Les Trois Accords esquissent des réponses sérieuses à des questions que personne ne se pose. Entretien avec Simon Proulx, chanteur et penseur derrière J’aime ta grand-mère.

Nos lecteurs amateurs de hip-hop savent sans doute à quel point les vannes au sujet de la mère d’un ennemi pullulent dans les textes de plusieurs rimeurs (l’objectif étant habituellement d’insulter un adversaire en lui rappelant avoir déjà connu bibliquement sa génitrice). Les Trois Accords verseraient-ils dans pareille puérile vulgarité, se demandaient ainsi, inquiets, certains fans du groupe l’automne dernier, à l’aube de la parution de son quatrième album, J’aime ta grand-mère. «Je voulais exploiter cette idée de l’amour entre un jeune homme et la grand-mère de son meilleur ami en collant le temps d’une chanson au point de vue du gars, en tentant d’expliquer de manière logique pourquoi fréquenter une femme plus âgée est une bonne idée à ses yeux», raconte le chanteur au cœur tendre Simon Proulx, qui a finalement très peu en commun avec le rappeur moyen. «Je voulais fouiller cette idée bizarre, la décortiquer en la prenant au sérieux. À mi-parcours dans la création, nous nous sommes rendu compte que le thème de l’amour intergénérationnel traversait tout le disque.»
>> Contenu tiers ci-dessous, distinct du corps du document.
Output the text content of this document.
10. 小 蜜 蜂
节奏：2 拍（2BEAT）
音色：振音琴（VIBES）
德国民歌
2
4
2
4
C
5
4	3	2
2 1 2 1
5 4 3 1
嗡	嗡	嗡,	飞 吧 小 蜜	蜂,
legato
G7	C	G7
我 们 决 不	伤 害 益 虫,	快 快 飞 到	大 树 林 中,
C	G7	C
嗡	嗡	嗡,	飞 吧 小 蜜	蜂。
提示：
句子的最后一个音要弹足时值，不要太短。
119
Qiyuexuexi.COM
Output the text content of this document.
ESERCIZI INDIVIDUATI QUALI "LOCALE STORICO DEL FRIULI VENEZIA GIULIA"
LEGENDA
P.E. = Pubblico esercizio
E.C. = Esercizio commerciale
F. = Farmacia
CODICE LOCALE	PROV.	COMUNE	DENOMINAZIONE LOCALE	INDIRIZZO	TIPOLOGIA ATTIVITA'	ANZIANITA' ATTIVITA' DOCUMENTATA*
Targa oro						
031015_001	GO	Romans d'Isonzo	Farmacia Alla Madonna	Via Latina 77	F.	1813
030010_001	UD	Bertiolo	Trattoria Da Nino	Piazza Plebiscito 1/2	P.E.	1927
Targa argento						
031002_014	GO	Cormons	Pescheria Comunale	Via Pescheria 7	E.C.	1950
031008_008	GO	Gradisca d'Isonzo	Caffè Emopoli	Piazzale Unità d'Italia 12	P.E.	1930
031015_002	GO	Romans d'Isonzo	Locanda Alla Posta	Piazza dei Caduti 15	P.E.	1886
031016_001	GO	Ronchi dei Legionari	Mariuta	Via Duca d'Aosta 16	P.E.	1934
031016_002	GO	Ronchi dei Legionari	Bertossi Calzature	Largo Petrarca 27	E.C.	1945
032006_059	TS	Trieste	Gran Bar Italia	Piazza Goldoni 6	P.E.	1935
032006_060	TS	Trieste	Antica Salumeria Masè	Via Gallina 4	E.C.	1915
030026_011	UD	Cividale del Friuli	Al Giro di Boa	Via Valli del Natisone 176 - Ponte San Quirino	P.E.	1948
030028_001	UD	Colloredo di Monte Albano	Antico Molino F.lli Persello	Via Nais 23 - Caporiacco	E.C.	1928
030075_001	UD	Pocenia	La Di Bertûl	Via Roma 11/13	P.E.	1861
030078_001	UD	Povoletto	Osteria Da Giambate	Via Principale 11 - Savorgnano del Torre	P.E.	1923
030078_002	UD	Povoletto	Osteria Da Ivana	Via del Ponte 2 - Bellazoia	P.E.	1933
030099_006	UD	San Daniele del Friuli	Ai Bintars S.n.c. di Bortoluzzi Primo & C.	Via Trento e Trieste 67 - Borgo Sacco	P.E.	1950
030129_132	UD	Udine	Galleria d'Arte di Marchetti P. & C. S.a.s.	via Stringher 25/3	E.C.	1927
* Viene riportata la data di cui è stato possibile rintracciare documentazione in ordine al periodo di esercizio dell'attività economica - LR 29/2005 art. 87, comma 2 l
Les Trois Accords auront su sublimer un sujet saugrenu en authentique déclaration d’amour, une des plus attendrissantes pièces de tout le catalogue du quatuor de Drummondville, qui sur ce nouvel album tourne presque complètement le dos à l’écriture opaque, presque dadaïste, de ses premières élucubrations pour s’investir dans le storytelling. Storytelling toujours barjot, certes, mais storytelling quand même. «On a commencé en faisant beaucoup d’écriture automatique. On avait un flash, puis on tentait de lui donner une forme ensuite. Au fur et à mesure qu’on avance, je travaille plus le texte à partir de la base. J’aime ta grand-mère, ce n’est pas de l’écriture automatique, c’est une véritable réflexion.»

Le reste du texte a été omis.